Die Zahlen für 2019 habe ich jetzt, in diesem Moment, nicht parat. Ich versuche, sie noch während dieser Regierungspressekonferenz nachzureichen.

FRAGE: Herr Seibert, ich habe eine Frage in Bezug auf Herrn Weber, der ja derselben Parteienfamilie angehört wie die Kanzlerin. Fühlt sich die Bundeskanzlerin in dem von Weber angesprochenen Sinne, mit dem er auf Kennedy referiert, als Bürgerin Hongkongs?

In welcher Weise wird das Thema in der deutschen Ratspräsidentschaft eine Rolle spielen?

Wird es auch über das genaue Hinschauen hinaus Aktionen, Unternehmungen oder Gespräche geben, die die Einhaltung von Menschenrechten und die Kritik gesondert formulieren?

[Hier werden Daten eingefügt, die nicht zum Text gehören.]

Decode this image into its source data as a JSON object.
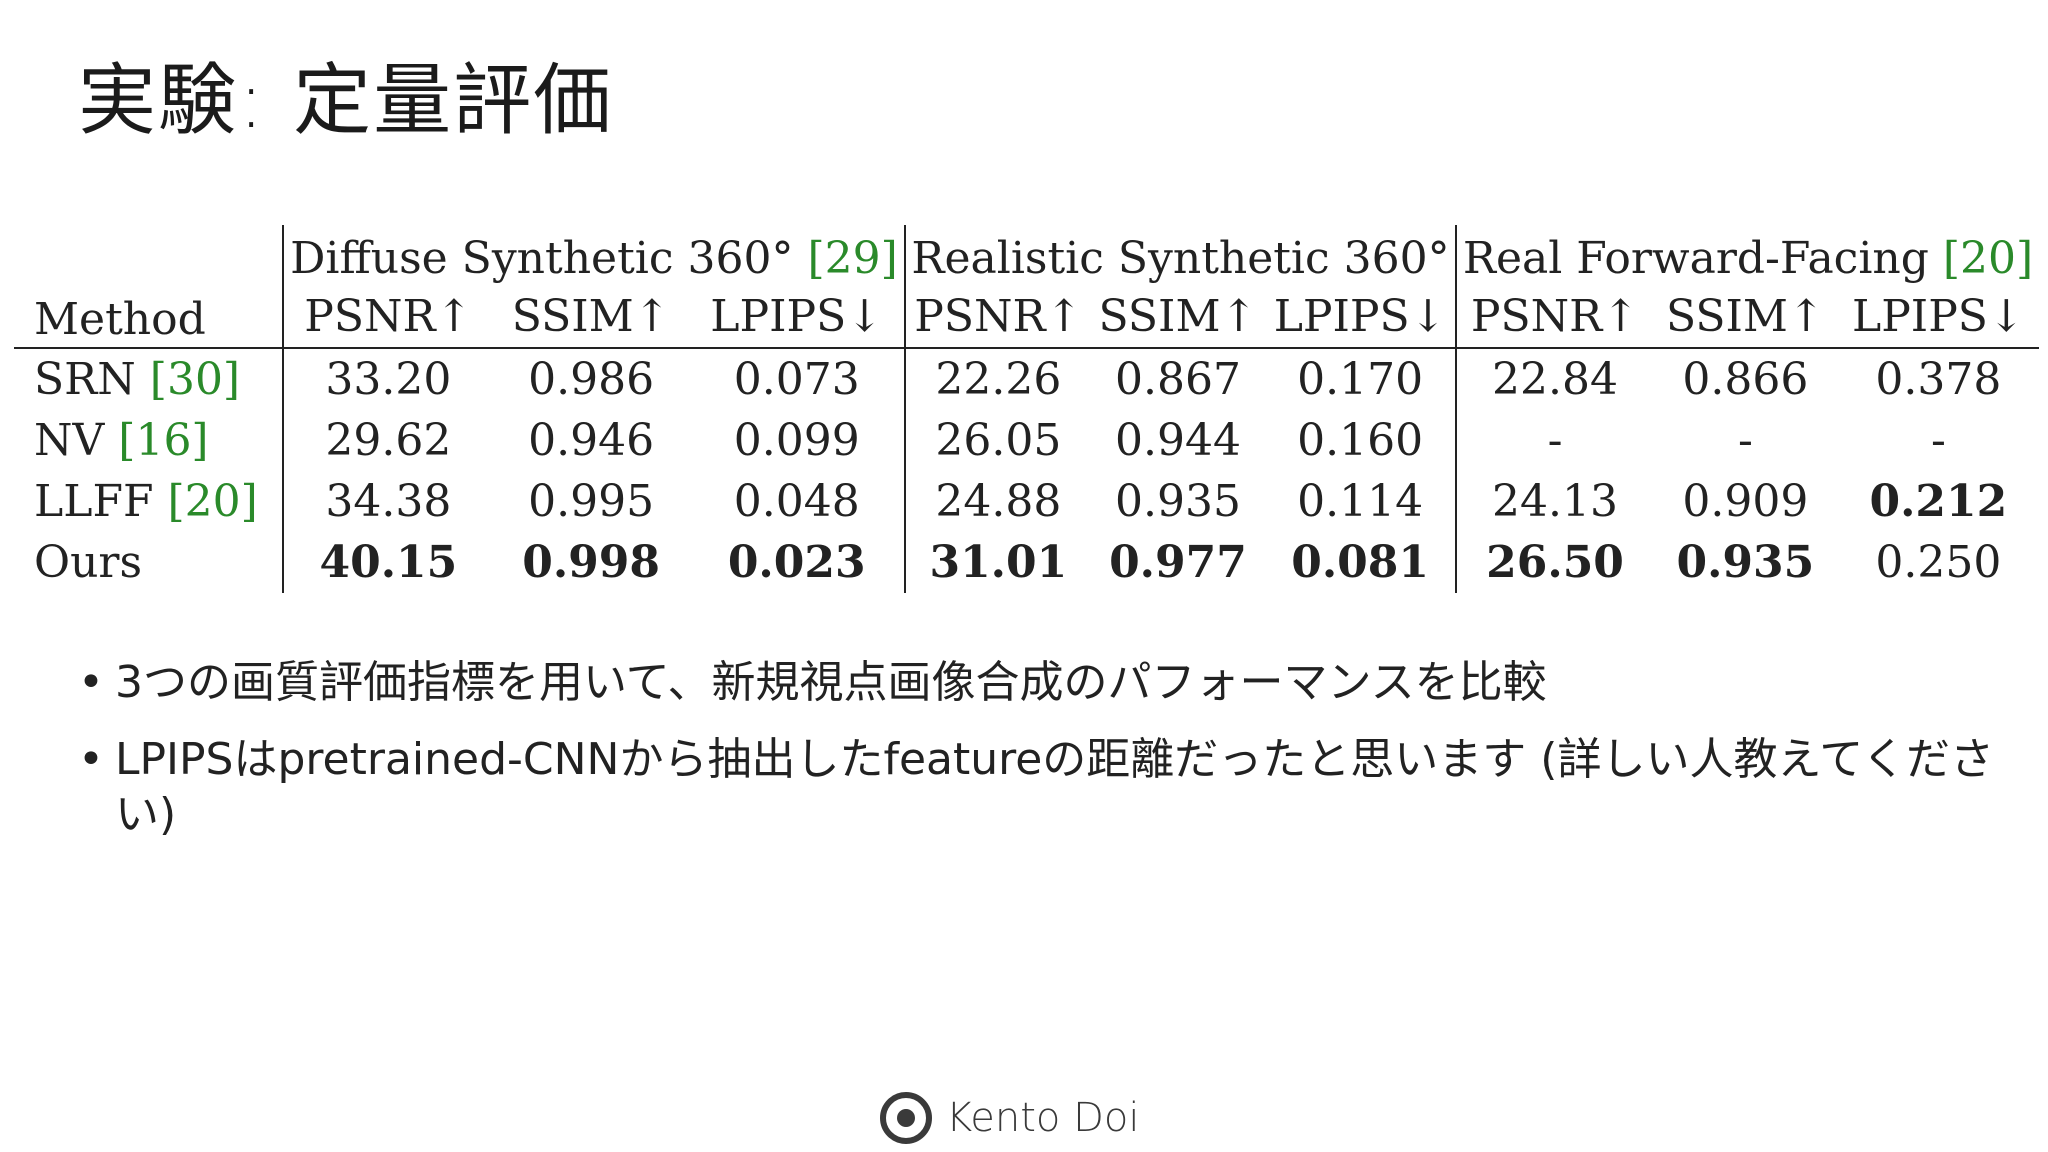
{
  "title": "実験: 定量評価",
  "table": {
    "method_header": "Method",
    "groups": [
      {
        "name": "Diffuse Synthetic 360°",
        "cite": "[29]"
      },
      {
        "name": "Realistic Synthetic 360°",
        "cite": ""
      },
      {
        "name": "Real Forward-Facing",
        "cite": "[20]"
      }
    ],
    "metrics": [
      "PSNR↑",
      "SSIM↑",
      "LPIPS↓"
    ],
    "rows": [
      {
        "method": "SRN",
        "cite": "[30]",
        "values": [
          "33.20",
          "0.986",
          "0.073",
          "22.26",
          "0.867",
          "0.170",
          "22.84",
          "0.866",
          "0.378"
        ],
        "bold": [
          false,
          false,
          false,
          false,
          false,
          false,
          false,
          false,
          false
        ]
      },
      {
        "method": "NV",
        "cite": "[16]",
        "values": [
          "29.62",
          "0.946",
          "0.099",
          "26.05",
          "0.944",
          "0.160",
          "-",
          "-",
          "-"
        ],
        "bold": [
          false,
          false,
          false,
          false,
          false,
          false,
          false,
          false,
          false
        ]
      },
      {
        "method": "LLFF",
        "cite": "[20]",
        "values": [
          "34.38",
          "0.995",
          "0.048",
          "24.88",
          "0.935",
          "0.114",
          "24.13",
          "0.909",
          "0.212"
        ],
        "bold": [
          false,
          false,
          false,
          false,
          false,
          false,
          false,
          false,
          true
        ]
      },
      {
        "method": "Ours",
        "cite": "",
        "values": [
          "40.15",
          "0.998",
          "0.023",
          "31.01",
          "0.977",
          "0.081",
          "26.50",
          "0.935",
          "0.250"
        ],
        "bold": [
          true,
          true,
          true,
          true,
          true,
          true,
          true,
          true,
          false
        ]
      }
    ]
  },
  "bullets": [
    "3つの画質評価指標を用いて、新規視点画像合成のパフォーマンスを比較",
    "LPIPSはpretrained-CNNから抽出したfeatureの距離だったと思います (詳しい人教えてください)"
  ],
  "footer": {
    "name": "Kento Doi",
    "icon": "eye-logo-icon"
  },
  "colors": {
    "citation": "#2a8a2a",
    "text": "#222222",
    "background": "#ffffff"
  }
}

SEIBERT: Da ich das genaue Zitat von Herrn Weber nicht kenne, möchte ich gern bei meinem Grundsatz bleiben, Zitate, die mir nicht vorliegen, hier auch nicht genau zu kommentieren.

Die Bundeskanzlerin hat in mehreren Erklärungen vor dem Deutschen Bundestag, vor dem Bundesrat und bei anderen Gelegenheiten über das Thema der Beziehungen zwischen der EU und China als einen wichtigen Aspekt der deutschen Ratspräsidentschaft in den nächsten sechs Monaten gesprochen. Darauf verweise ich Sie. Dabei geht es immer darum, dass China für uns sowohl ein strategischer Partner als auch ein systemischer Wettbewerber ist, dass es gemeinsame Interessen gibt ‑ einen ganz wichtigen Wirtschaftsbereich ‑ und dass es gleichzeitig ganz klare Unterschied im Gesellschaftssystem gibt und deshalb auch immer wieder Meinungsverschiedenheiten, die man am besten miteinander im Dialog und im Gespräch anspricht. Das ist es, was Deutschland tut und was Europa tut.

Sie wissen, dass die Spitzen der Europäischen Union gerade erst ‑ ich meine, es war in der vergangenen Woche ‑ eine sehr ausführliche Videokonferenz mit dem chinesischen Präsidenten und Ministerpräsidenten hatten, bei der auch Themen, in denen es Dissens gibt, zur Sprache kamen. Das wird sicherlich auch weiterhin so sein.

ZUSATZFRAGE: Aber konkrete Aktionen ‑ es fällt dann immer das Stichwort „Boykott“ oder Ähnliches ‑ sind nicht Bestandteil der Überlegungen der Kanzlerin und der deutschen Ratspräsidentschaft, oder?

SEIBERT: Die Vorgabe ist, dass China für uns in Europa ein ganz wichtiger Partner ist und wir gleichzeitig nie vergessen können ‑ die Ereignisse zeigen das ‑, dass China ein ganz anderes Gesellschaftssystem verfolgt und sich immer wieder Bürger- und Menschenrechtsfragen in China auf dringende Weise stellen. Dies muss besprochen werden. Die breite Palette der Beziehungen und Gesprächsformate, die wir zwischen China und Deutschland, aber auch zwischen China und Europa haben, ermöglicht es, diese Themen anzusprechen.

[…]

BUSCHOW (Vorsitz): Es gibt aus dem Innenministerium noch eine Nachlieferung der Zahlen für Hongkong.

ALTER: Wir hatten sowohl im Jahr 2019 als auch bislang im Jahr 2020 jeweils einen Asylbewerber aus Hongkong.